Gboribiogha John Jonah (born March 6, 1954, in Nembe, Nigeria) is a Nigerian politician and retired naval officer. He served as the deputy governor of Bayelsa State. He was speculated to be a candidate for Governor of Bayelsa State in 2019, but he did not run for health reasons. David Lyon went on to win.
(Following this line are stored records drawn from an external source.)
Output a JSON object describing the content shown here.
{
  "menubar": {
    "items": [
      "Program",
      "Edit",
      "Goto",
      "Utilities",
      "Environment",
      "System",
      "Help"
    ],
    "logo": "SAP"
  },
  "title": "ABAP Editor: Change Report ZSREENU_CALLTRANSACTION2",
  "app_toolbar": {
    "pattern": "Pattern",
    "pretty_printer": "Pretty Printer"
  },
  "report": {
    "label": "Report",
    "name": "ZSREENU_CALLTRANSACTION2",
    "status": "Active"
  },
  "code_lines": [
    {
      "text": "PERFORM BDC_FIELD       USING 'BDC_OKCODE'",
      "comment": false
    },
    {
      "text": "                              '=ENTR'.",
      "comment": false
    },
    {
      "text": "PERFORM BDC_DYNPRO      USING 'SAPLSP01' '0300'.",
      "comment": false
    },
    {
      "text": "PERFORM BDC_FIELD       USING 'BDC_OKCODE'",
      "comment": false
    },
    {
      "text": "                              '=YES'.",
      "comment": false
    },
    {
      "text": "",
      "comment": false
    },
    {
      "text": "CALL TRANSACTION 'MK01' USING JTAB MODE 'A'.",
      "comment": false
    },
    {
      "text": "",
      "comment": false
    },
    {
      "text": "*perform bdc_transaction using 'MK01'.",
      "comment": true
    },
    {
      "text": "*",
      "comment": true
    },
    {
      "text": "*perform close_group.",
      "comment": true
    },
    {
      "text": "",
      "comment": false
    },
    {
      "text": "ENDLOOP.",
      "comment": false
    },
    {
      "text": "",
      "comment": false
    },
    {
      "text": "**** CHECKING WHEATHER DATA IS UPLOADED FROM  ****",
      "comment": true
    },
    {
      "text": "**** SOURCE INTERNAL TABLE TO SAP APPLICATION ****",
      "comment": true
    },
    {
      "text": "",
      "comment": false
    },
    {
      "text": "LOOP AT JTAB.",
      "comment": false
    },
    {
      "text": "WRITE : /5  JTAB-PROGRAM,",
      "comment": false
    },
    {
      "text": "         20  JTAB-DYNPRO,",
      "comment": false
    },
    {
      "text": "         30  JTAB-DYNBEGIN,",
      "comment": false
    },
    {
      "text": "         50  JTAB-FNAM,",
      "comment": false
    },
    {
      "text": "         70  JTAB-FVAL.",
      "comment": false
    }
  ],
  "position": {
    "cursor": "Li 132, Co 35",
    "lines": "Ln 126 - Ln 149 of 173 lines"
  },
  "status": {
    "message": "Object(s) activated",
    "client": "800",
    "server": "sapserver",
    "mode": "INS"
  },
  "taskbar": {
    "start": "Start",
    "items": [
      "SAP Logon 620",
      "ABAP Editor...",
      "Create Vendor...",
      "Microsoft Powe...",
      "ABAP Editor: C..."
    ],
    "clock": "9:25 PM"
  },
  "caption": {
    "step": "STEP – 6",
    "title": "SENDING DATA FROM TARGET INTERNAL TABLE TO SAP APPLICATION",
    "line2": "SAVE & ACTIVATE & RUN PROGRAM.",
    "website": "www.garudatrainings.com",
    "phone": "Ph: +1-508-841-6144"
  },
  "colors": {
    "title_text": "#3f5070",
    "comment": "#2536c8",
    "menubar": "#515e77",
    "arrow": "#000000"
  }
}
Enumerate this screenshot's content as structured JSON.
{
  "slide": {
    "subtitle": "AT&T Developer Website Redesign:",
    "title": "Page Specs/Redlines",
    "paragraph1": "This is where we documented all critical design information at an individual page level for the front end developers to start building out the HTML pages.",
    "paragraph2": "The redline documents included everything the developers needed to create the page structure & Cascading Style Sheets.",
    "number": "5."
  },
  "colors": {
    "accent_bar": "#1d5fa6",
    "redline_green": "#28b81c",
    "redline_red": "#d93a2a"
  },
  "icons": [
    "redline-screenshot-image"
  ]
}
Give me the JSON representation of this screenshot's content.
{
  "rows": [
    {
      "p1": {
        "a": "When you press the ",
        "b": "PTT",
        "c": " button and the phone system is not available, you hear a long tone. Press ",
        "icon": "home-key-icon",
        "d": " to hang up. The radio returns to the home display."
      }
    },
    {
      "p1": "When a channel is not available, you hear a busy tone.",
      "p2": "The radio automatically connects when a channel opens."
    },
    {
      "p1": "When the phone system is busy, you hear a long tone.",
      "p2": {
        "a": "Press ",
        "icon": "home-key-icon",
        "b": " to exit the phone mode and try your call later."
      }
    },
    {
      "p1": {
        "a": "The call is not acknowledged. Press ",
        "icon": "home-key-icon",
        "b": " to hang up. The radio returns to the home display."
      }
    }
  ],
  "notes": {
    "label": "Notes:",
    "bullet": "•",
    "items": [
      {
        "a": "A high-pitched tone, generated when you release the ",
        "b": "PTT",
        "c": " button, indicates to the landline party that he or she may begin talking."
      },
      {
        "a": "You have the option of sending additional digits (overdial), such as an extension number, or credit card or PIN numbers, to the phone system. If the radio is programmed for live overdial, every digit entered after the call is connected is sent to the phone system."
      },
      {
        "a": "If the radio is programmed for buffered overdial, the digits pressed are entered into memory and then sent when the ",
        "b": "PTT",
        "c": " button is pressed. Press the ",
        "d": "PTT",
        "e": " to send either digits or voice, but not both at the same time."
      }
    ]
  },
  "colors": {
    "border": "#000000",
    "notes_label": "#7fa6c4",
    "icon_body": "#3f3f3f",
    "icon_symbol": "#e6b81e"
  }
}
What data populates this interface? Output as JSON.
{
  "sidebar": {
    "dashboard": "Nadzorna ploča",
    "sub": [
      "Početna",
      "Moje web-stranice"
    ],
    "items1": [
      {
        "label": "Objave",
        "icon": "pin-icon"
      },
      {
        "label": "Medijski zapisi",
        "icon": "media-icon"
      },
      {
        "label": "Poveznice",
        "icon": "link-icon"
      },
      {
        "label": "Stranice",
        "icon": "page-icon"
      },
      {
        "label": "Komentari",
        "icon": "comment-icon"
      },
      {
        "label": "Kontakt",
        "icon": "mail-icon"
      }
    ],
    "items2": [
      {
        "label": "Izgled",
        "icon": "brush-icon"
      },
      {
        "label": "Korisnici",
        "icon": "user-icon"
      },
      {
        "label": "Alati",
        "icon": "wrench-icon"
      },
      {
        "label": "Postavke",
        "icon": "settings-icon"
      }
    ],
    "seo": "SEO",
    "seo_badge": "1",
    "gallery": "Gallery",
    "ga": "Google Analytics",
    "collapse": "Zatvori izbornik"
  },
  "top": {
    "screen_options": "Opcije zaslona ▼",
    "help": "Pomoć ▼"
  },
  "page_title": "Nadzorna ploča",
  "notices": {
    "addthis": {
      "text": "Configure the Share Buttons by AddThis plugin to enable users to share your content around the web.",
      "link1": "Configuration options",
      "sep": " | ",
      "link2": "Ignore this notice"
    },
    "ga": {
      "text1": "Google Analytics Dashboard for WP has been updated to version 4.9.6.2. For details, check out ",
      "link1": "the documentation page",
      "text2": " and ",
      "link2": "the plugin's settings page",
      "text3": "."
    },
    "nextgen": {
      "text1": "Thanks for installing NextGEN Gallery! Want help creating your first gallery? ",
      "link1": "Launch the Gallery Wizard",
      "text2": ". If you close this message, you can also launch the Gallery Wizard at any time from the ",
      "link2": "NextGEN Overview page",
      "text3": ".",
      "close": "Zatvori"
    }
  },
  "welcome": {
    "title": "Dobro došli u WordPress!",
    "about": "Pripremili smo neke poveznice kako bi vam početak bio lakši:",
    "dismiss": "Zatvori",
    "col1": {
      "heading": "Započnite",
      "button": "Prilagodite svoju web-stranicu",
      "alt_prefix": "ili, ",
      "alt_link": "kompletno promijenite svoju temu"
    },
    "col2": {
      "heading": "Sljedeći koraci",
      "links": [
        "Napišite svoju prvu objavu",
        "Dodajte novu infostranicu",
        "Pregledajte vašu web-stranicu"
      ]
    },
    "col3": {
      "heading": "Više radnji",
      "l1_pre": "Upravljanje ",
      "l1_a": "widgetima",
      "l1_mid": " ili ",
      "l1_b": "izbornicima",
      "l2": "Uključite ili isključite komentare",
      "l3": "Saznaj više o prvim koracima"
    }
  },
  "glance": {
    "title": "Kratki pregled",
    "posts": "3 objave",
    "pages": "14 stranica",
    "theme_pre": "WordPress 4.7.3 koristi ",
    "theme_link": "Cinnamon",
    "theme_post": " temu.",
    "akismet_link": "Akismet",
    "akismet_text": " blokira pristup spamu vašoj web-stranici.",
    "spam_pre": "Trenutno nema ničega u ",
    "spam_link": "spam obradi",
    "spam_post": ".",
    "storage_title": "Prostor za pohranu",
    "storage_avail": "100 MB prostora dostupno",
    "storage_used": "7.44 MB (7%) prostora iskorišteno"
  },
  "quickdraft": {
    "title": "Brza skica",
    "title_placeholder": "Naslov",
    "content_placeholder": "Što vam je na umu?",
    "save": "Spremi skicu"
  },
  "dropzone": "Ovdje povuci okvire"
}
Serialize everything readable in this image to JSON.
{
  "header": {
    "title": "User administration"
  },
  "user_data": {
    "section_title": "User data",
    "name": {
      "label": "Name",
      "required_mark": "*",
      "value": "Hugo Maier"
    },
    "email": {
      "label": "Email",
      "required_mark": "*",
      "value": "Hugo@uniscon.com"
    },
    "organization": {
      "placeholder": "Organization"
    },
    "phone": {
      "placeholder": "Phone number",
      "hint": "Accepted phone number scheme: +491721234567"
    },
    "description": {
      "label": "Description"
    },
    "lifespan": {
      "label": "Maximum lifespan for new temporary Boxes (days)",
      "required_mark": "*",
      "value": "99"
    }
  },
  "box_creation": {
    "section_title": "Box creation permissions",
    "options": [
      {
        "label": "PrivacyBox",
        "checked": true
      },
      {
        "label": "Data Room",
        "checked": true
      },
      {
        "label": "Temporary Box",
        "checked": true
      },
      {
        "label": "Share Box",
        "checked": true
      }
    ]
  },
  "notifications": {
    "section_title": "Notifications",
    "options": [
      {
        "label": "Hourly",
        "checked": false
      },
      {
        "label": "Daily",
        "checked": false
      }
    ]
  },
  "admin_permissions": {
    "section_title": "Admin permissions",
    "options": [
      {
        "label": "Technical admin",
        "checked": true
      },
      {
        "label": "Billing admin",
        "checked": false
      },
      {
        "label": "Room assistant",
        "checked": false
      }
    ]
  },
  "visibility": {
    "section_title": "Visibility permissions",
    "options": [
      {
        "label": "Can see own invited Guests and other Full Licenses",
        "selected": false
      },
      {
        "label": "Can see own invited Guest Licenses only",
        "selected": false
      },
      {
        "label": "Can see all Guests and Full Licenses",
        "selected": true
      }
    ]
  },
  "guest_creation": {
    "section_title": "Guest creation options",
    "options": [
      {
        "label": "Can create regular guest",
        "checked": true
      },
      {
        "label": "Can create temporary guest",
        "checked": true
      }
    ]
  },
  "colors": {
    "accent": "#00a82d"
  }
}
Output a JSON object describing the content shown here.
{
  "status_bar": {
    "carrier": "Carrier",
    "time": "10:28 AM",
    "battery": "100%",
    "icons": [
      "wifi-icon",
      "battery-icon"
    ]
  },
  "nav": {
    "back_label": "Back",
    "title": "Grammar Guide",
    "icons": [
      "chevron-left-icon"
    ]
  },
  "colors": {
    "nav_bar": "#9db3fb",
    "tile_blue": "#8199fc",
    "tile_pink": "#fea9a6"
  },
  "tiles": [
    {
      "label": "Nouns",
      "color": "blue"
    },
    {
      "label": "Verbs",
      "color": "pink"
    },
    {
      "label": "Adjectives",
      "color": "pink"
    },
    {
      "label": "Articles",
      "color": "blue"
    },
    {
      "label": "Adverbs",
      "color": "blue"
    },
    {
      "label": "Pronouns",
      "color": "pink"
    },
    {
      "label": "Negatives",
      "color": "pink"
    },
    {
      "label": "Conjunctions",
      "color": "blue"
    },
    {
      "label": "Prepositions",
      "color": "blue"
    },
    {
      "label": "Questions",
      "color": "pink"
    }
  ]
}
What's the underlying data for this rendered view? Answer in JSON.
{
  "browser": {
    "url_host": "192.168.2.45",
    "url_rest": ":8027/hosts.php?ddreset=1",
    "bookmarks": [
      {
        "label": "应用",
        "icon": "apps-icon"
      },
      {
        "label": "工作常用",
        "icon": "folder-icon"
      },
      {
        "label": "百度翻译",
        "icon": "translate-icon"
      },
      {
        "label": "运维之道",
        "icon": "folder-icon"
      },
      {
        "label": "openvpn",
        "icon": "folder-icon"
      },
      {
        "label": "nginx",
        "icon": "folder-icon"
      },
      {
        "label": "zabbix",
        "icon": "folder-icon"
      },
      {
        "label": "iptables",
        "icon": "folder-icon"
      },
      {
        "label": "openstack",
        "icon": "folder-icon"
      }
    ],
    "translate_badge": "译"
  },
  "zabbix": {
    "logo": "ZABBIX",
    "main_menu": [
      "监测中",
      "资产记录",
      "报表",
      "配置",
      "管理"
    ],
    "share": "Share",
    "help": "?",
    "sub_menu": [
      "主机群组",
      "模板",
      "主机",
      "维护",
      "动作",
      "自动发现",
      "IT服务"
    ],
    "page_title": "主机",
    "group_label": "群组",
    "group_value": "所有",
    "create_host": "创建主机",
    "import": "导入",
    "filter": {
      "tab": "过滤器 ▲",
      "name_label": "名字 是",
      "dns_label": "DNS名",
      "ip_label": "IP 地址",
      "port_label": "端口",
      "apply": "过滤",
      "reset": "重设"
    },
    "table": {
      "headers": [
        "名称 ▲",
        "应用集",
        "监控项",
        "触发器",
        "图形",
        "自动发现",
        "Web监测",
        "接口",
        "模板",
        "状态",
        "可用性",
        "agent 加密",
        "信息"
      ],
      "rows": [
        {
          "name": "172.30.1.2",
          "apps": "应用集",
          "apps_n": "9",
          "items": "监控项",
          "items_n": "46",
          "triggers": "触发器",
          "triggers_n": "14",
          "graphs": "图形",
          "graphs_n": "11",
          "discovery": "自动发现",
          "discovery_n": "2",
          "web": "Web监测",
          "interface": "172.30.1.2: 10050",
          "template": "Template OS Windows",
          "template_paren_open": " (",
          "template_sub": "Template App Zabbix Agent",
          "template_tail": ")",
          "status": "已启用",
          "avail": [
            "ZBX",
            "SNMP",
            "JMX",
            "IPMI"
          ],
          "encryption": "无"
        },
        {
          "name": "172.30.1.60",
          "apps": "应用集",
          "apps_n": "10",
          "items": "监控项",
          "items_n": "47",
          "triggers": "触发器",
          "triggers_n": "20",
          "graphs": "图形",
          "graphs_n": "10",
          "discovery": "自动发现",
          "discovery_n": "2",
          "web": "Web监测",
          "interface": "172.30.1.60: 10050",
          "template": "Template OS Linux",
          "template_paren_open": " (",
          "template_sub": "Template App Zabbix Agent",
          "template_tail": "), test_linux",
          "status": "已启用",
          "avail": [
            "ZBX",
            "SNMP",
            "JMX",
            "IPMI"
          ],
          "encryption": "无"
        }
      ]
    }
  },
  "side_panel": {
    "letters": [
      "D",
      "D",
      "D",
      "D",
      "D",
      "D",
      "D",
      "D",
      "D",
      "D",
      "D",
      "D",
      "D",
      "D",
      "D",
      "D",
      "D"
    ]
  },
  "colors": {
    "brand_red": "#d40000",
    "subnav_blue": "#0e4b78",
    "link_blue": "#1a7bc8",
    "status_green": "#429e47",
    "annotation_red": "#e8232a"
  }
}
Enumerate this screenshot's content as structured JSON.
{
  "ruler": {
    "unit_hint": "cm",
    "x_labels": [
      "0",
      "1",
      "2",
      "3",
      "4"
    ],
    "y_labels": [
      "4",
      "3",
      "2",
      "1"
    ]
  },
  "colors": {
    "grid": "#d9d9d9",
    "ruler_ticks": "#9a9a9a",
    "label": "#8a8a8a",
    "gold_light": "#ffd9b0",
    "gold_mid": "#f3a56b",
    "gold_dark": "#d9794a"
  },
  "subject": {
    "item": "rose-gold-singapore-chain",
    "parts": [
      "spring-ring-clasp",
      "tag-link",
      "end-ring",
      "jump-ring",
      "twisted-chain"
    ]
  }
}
==Early life and education ==
Jonah was born on 6 March 1954 in Nembe, Bayelsa State, Nigeria. He attended St. Luke's Primary School, Nembe, and Nembe National Grammar School. He later joined the Nigerian Defence Academy.
==Military career ==
Jonah served in the Nigerian Navy and attained the rank of Rear Admiral. During his military career, he held different positions, including serving as Chief of Naval Engineering at the Naval Headquarters before retiring from the Navy.
==Political career ==
Jonah joined politics after retiring from the Nigerian Navy. He served as Deputy Governor of Bayelsa State from 14 February 2012 to 14 February 2020 under Governor Henry Seriake Dickson. He briefly served as Acting Governor of Bayelsa State in 2012 when the governor was unable to perform his duties.

In 2019, Jonah expressed interest in contesting the Bayelsa State governorship election under the People's Democratic Party (PDP) but later withdrew from the process.